Trigger sprayers are those types of sprayers having pivoting triggers that are manually manipulated to dispense liquids from the sprayers. A conventional trigger sprayer is connected to a liquid container for dispensing the contents of the container as a spray, stream, or foam in response to manual reciprocation of the trigger. This type of trigger sprayer has been employed to dispense various different types of liquids from containers to which the trigger sprayers have been attached. However, such conventional trigger sprayer has drawbacks when employed with certain types of liquids. Certain liquids dispensed from conventional trigger sprayers are the product of two or more separate component liquids that remain stable while separated but have a limited shelf life when they are mixed together. Trigger sprayers attached to containers containing liquids of this type usually cannot remain in storage or on a store shelf for a prolonged period before the liquid product begins to lose effectiveness. To employ conventional trigger sprayers for dispensing liquids of this type and to increase the chance that the shelf life of the liquid product does not expire before the product is sold, the separate liquid components of the final liquid product must be mixed together to produce the final liquid product just prior to the liquid product being packaged in the containers and shipped to market where they are offered for sale. In addition, some liquid products are comprised of one or more component liquids that do not readily mix with each other, for example, water and oil. When liquid products of this type are packaged in containers with trigger sprayers, the separate liquid components that make up the final product tend to separate from each other while the product is stored in inventory or while the product sits on a store shelf awaiting sale. Subsequent operation of the trigger sprayer results in dispensing only that liquid component that had settled to the bottom of the container. In the oil and water example, only the water component of the liquid would be dispensed initially from the sprayer. Once all of the water is dispensed, then oil alone is dispensed.

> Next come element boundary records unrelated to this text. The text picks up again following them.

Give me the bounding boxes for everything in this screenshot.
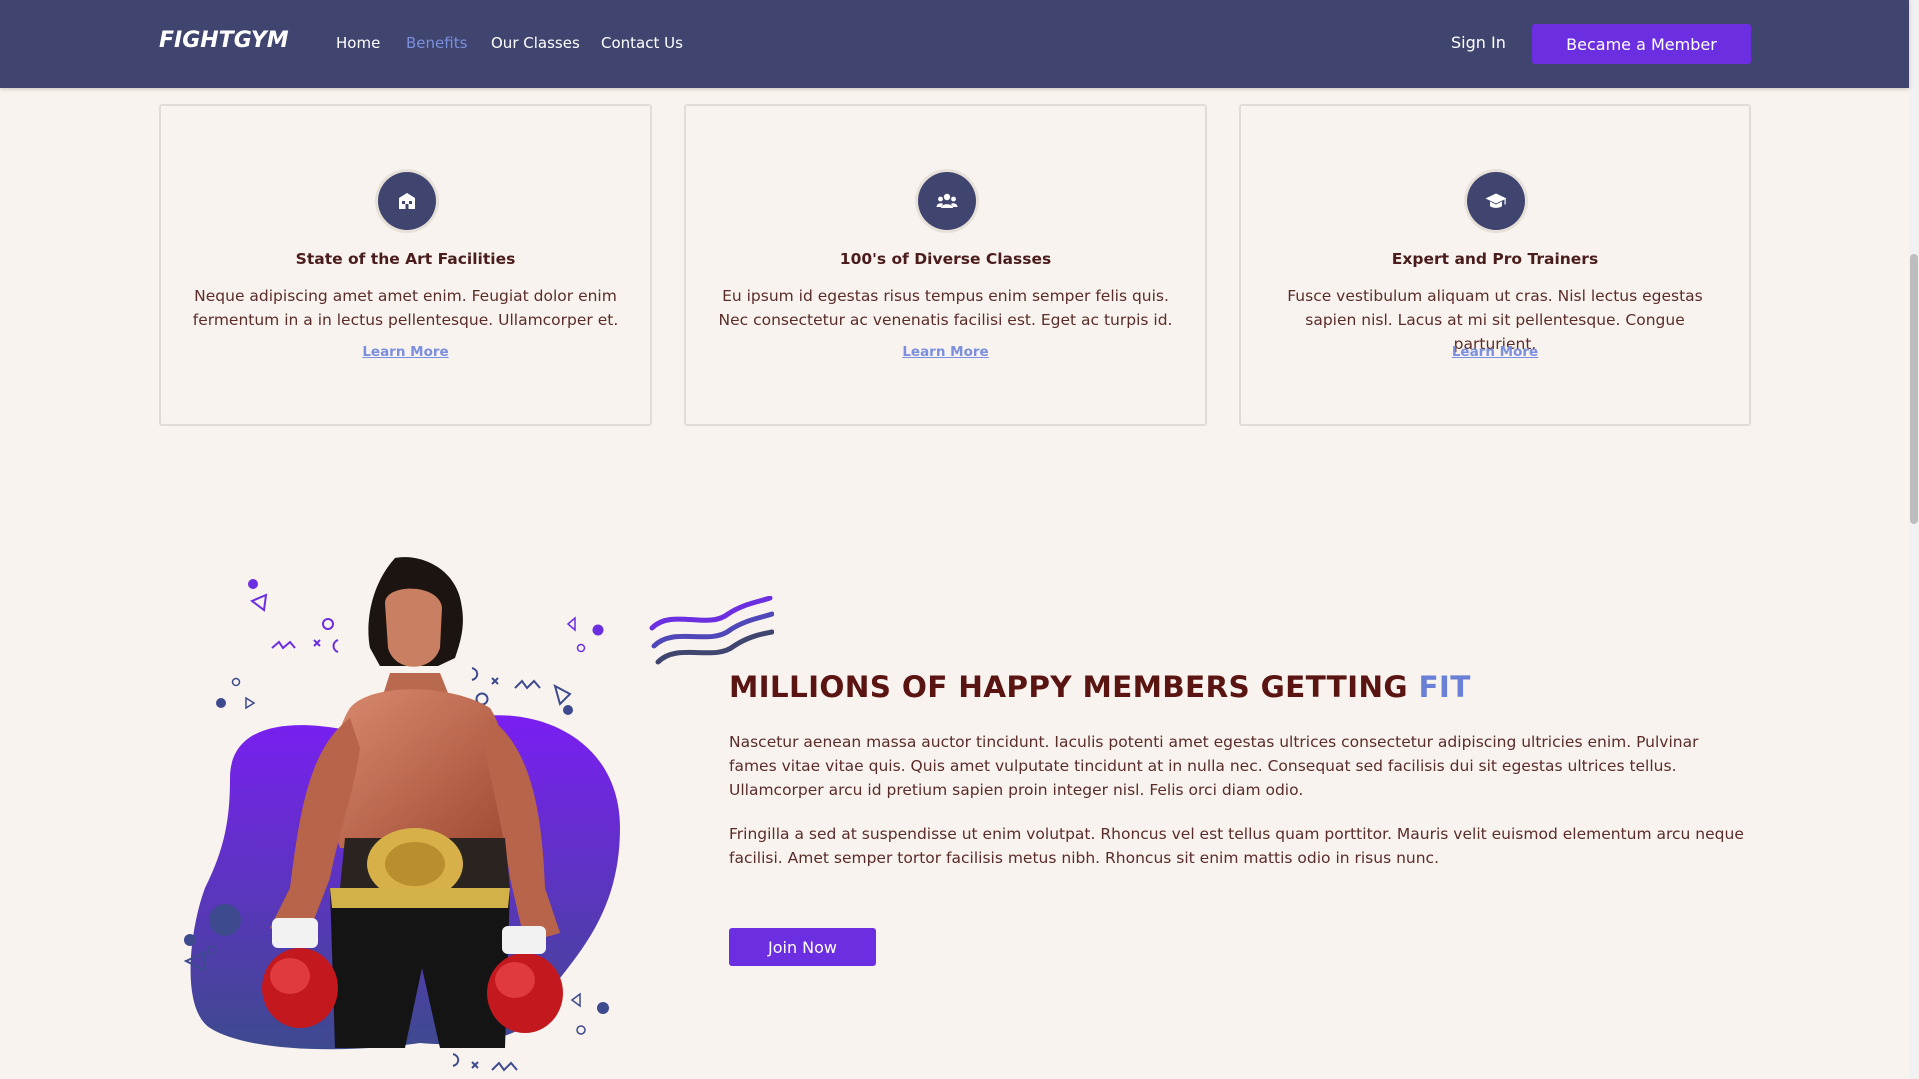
hero-paragraph-1: Nascetur aenean massa auctor tincidunt. …	[729, 733, 1699, 799]
sign-in-link[interactable]: Sign In	[1451, 33, 1506, 52]
hero-paragraph-2: Fringilla a sed at suspendisse ut enim v…	[729, 825, 1744, 867]
become-member-button[interactable]: Became a Member	[1532, 24, 1751, 64]
card-text: Neque adipiscing amet amet enim. Feugiat…	[192, 287, 619, 329]
building-icon	[378, 172, 436, 230]
benefit-card-facilities: State of the Art Facilities Neque adipis…	[159, 104, 652, 426]
card-title: Expert and Pro Trainers	[1391, 250, 1599, 268]
nav-contact-us[interactable]: Contact Us	[601, 34, 683, 52]
scrollbar-track[interactable]	[1909, 0, 1919, 1079]
nav-our-classes[interactable]: Our Classes	[491, 34, 580, 52]
site-header: FIGHTGYM Home Benefits Our Classes Conta…	[0, 0, 1909, 88]
waves-decoration-icon	[649, 596, 774, 665]
learn-more-link[interactable]: Learn More	[161, 344, 650, 360]
benefit-card-classes: 100's of Diverse Classes Eu ipsum id ege…	[684, 104, 1207, 426]
scrollbar-thumb[interactable]	[1910, 254, 1918, 524]
learn-more-link[interactable]: Learn More	[686, 344, 1205, 360]
logo[interactable]: FIGHTGYM	[159, 28, 289, 53]
nav-home[interactable]: Home	[336, 34, 380, 52]
join-now-button[interactable]: Join Now	[729, 928, 876, 966]
hero-title: MILLIONS OF HAPPY MEMBERS GETTING FIT	[729, 670, 1471, 704]
benefit-card-trainers: Expert and Pro Trainers Fusce vestibulum…	[1239, 104, 1751, 426]
hero-title-main: MILLIONS OF HAPPY MEMBERS GETTING	[729, 670, 1408, 704]
page: FIGHTGYM Home Benefits Our Classes Conta…	[0, 0, 1919, 1079]
boxer-illustration	[183, 557, 620, 1072]
card-title: State of the Art Facilities	[295, 250, 516, 268]
learn-more-link[interactable]: Learn More	[1241, 344, 1749, 360]
card-text: Eu ipsum id egestas risus tempus enim se…	[718, 287, 1173, 329]
hero-title-accent: FIT	[1418, 670, 1471, 704]
graduation-cap-icon	[1467, 172, 1525, 230]
card-title: 100's of Diverse Classes	[839, 250, 1052, 268]
nav-benefits[interactable]: Benefits	[406, 34, 467, 52]
group-icon	[918, 172, 976, 230]
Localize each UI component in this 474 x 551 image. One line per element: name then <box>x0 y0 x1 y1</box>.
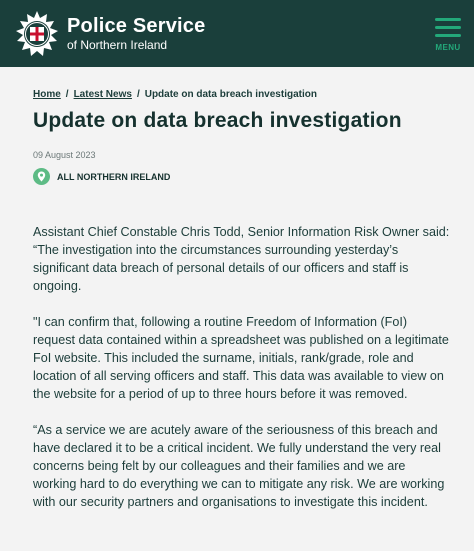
menu-button[interactable]: MENU <box>430 16 466 52</box>
menu-label: MENU <box>435 42 461 52</box>
breadcrumb-separator: / <box>65 89 69 100</box>
article-date: 09 August 2023 <box>33 150 96 160</box>
breadcrumb: Home / Latest News / Update on data brea… <box>33 89 452 100</box>
site-subtitle: of Northern Ireland <box>67 38 168 52</box>
breadcrumb-home-link[interactable]: Home <box>33 89 61 100</box>
psni-crest-icon <box>16 10 58 56</box>
breadcrumb-latest-news-link[interactable]: Latest News <box>74 89 132 100</box>
hamburger-icon <box>435 18 461 21</box>
article-paragraph: “As a service we are acutely aware of th… <box>33 423 445 509</box>
breadcrumb-current: Update on data breach investigation <box>144 89 317 100</box>
article-body: Assistant Chief Constable Chris Todd, Se… <box>33 223 452 511</box>
main-content: Home / Latest News / Update on data brea… <box>0 67 474 511</box>
site-header: Police Service of Northern Ireland MENU <box>0 0 474 67</box>
article-paragraph: "I can confirm that, following a routine… <box>33 315 449 401</box>
page-title: Update on data breach investigation <box>33 109 402 132</box>
article-paragraph: Assistant Chief Constable Chris Todd, Se… <box>33 225 450 293</box>
brand-logo-link[interactable]: Police Service of Northern Ireland <box>13 10 205 58</box>
site-title: Police Service <box>67 15 206 37</box>
breadcrumb-separator: / <box>136 89 140 100</box>
region-tag: ALL NORTHERN IRELAND <box>33 168 452 185</box>
location-pin-icon <box>33 168 50 185</box>
region-label: ALL NORTHERN IRELAND <box>57 171 171 182</box>
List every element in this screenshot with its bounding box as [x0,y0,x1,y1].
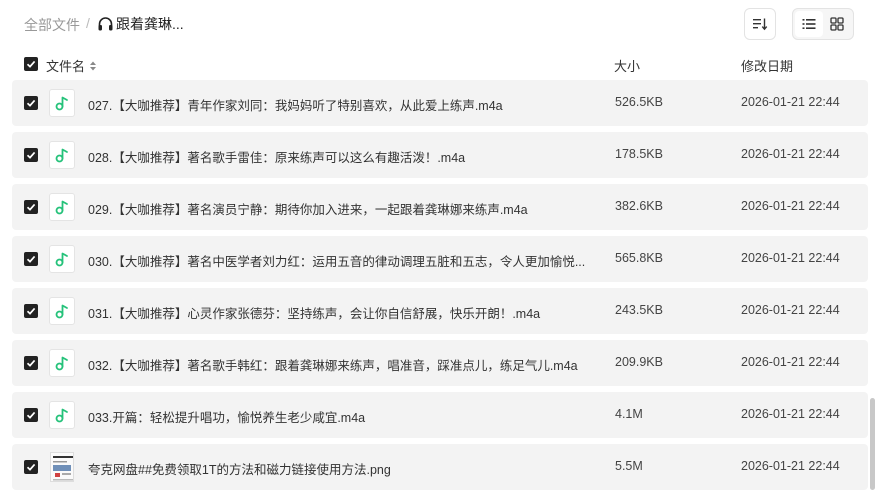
file-name[interactable]: 033.开篇：轻松提升唱功，愉悦养生老少咸宜.m4a [88,407,365,426]
sort-arrows-icon [90,61,97,70]
file-row[interactable]: 033.开篇：轻松提升唱功，愉悦养生老少咸宜.m4a 4.1M 2026-01-21… [12,392,868,438]
audio-file-icon [49,245,75,273]
file-date: 2026-01-21 22:44 [741,303,840,317]
file-date: 2026-01-21 22:44 [741,459,840,473]
file-size: 243.5KB [615,303,663,317]
file-size: 526.5KB [615,95,663,109]
audio-file-icon [49,297,75,325]
file-date: 2026-01-21 22:44 [741,407,840,421]
file-size: 382.6KB [615,199,663,213]
file-size: 178.5KB [615,147,663,161]
file-row[interactable]: 夸克网盘##免费领取1T的方法和磁力链接使用方法.png 5.5M 2026-01-… [12,444,868,490]
row-checkbox[interactable] [24,356,38,370]
file-date: 2026-01-21 22:44 [741,95,840,109]
row-checkbox[interactable] [24,96,38,110]
file-date: 2026-01-21 22:44 [741,199,840,213]
audio-file-icon [49,89,75,117]
audio-file-icon [49,193,75,221]
check-icon [26,307,36,315]
breadcrumb-separator: / [86,15,90,31]
row-checkbox[interactable] [24,252,38,266]
column-size-header[interactable]: 大小 [614,56,640,75]
select-all-checkbox[interactable] [24,57,38,71]
row-checkbox[interactable] [24,200,38,214]
check-icon [26,99,36,107]
file-name[interactable]: 030.【大咖推荐】著名中医学者刘力红：运用五音的律动调理五脏和五志，令人更加愉… [88,251,585,270]
check-icon [26,463,36,471]
row-checkbox[interactable] [24,148,38,162]
file-name[interactable]: 028.【大咖推荐】著名歌手雷佳：原来练声可以这么有趣活泼！.m4a [88,147,465,166]
column-date-header[interactable]: 修改日期 [741,56,793,75]
check-icon [26,60,36,68]
list-view-icon [802,19,816,29]
file-name[interactable]: 029.【大咖推荐】著名演员宁静：期待你加入进来，一起跟着龚琳娜来练声.m4a [88,199,528,218]
sort-lines-icon [753,18,768,31]
file-name[interactable]: 032.【大咖推荐】著名歌手韩红：跟着龚琳娜来练声，唱准音，踩准点儿，练足气儿.… [88,355,578,374]
file-name[interactable]: 031.【大咖推荐】心灵作家张德芬：坚持练声，会让你自信舒展，快乐开朗！.m4a [88,303,540,322]
grid-view-icon [830,17,844,31]
breadcrumb-root[interactable]: 全部文件 [24,15,80,35]
headphones-icon [98,17,113,31]
file-size: 5.5M [615,459,643,473]
row-checkbox[interactable] [24,408,38,422]
view-toggle [792,8,854,40]
file-row[interactable]: 029.【大咖推荐】著名演员宁静：期待你加入进来，一起跟着龚琳娜来练声.m4a 3… [12,184,868,230]
check-icon [26,203,36,211]
top-bar: 全部文件 / 跟着龚琳... [0,0,878,48]
file-row[interactable]: 027.【大咖推荐】青年作家刘同：我妈妈听了特别喜欢，从此爱上练声.m4a 526… [12,80,868,126]
file-size: 4.1M [615,407,643,421]
file-row[interactable]: 028.【大咖推荐】著名歌手雷佳：原来练声可以这么有趣活泼！.m4a 178.5K… [12,132,868,178]
list-view-button[interactable] [795,11,823,37]
audio-file-icon [49,401,75,429]
file-list: 027.【大咖推荐】青年作家刘同：我妈妈听了特别喜欢，从此爱上练声.m4a 526… [12,80,868,495]
file-row[interactable]: 030.【大咖推荐】著名中医学者刘力红：运用五音的律动调理五脏和五志，令人更加愉… [12,236,868,282]
column-name-header[interactable]: 文件名 [46,56,98,75]
audio-file-icon [49,349,75,377]
file-date: 2026-01-21 22:44 [741,147,840,161]
breadcrumb-current: 跟着龚琳... [97,14,184,34]
file-row[interactable]: 032.【大咖推荐】著名歌手韩红：跟着龚琳娜来练声，唱准音，踩准点儿，练足气儿.… [12,340,868,386]
file-size: 565.8KB [615,251,663,265]
audio-file-icon [49,141,75,169]
row-checkbox[interactable] [24,460,38,474]
sort-button[interactable] [744,8,776,40]
file-name[interactable]: 027.【大咖推荐】青年作家刘同：我妈妈听了特别喜欢，从此爱上练声.m4a [88,95,503,114]
check-icon [26,411,36,419]
check-icon [26,255,36,263]
file-date: 2026-01-21 22:44 [741,355,840,369]
breadcrumb-current-label: 跟着龚琳... [116,16,184,32]
check-icon [26,151,36,159]
check-icon [26,359,36,367]
image-thumbnail-icon [50,452,74,482]
column-header: 文件名 大小 修改日期 [0,50,878,78]
row-checkbox[interactable] [24,304,38,318]
file-name[interactable]: 夸克网盘##免费领取1T的方法和磁力链接使用方法.png [88,459,391,478]
grid-view-button[interactable] [823,11,851,37]
file-row[interactable]: 031.【大咖推荐】心灵作家张德芬：坚持练声，会让你自信舒展，快乐开朗！.m4a… [12,288,868,334]
column-name-label: 文件名 [46,59,86,74]
file-size: 209.9KB [615,355,663,369]
file-date: 2026-01-21 22:44 [741,251,840,265]
scrollbar-thumb[interactable] [870,398,875,490]
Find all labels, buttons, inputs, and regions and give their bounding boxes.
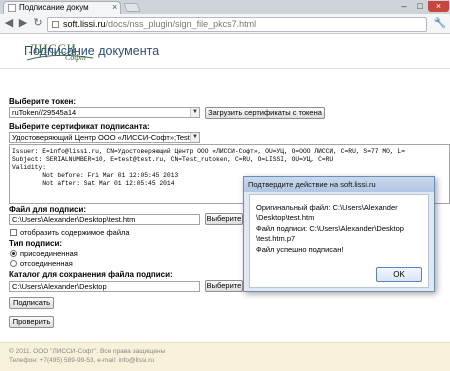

Various multiple-compartment trigger sprayers have been designed in an effort to overcome the above-noted problems. These new designs include trigger sprayers that are attached to liquid containers that keep the component parts of a liquid product separate from each other until they are drawn from the containers by the trigger sprayers. Trigger sprayers of this type include sprayers that mix the separate component parts of a liquid product for the first time in the pump chambers of the sprayers prior to their being dispensed. However, even these newer designs of trigger sprayers have drawbacks. Once the trigger sprayer pump chamber is primed with the two components of the final liquid product, as the trigger sprayer sits between uses the shelf life of the liquid product in the pump chamber could expire. Also, the separate liquid components of the final product could separate from each other in the sprayer pump chamber. As a result, the next time the trigger sprayer is operated, the liquid first dispensed from the sprayer would be the left-over liquid remaining in the pump chamber. This liquid could have an expired shelf life or separated component liquids. In either situation, the quality of the liquid first dispensed from the sprayer would be less than that expected. Another disadvantage of the present trigger sprayers is that mixed liquids remaining in the trigger sprayers occasionally leaks back into the containers and contaminates the liquids.
A further disadvantage is the complexity of parts required to construct such trigger sprayers. This complexity increases the cost of manufacture and the difficulty of assembling the trigger sprayers.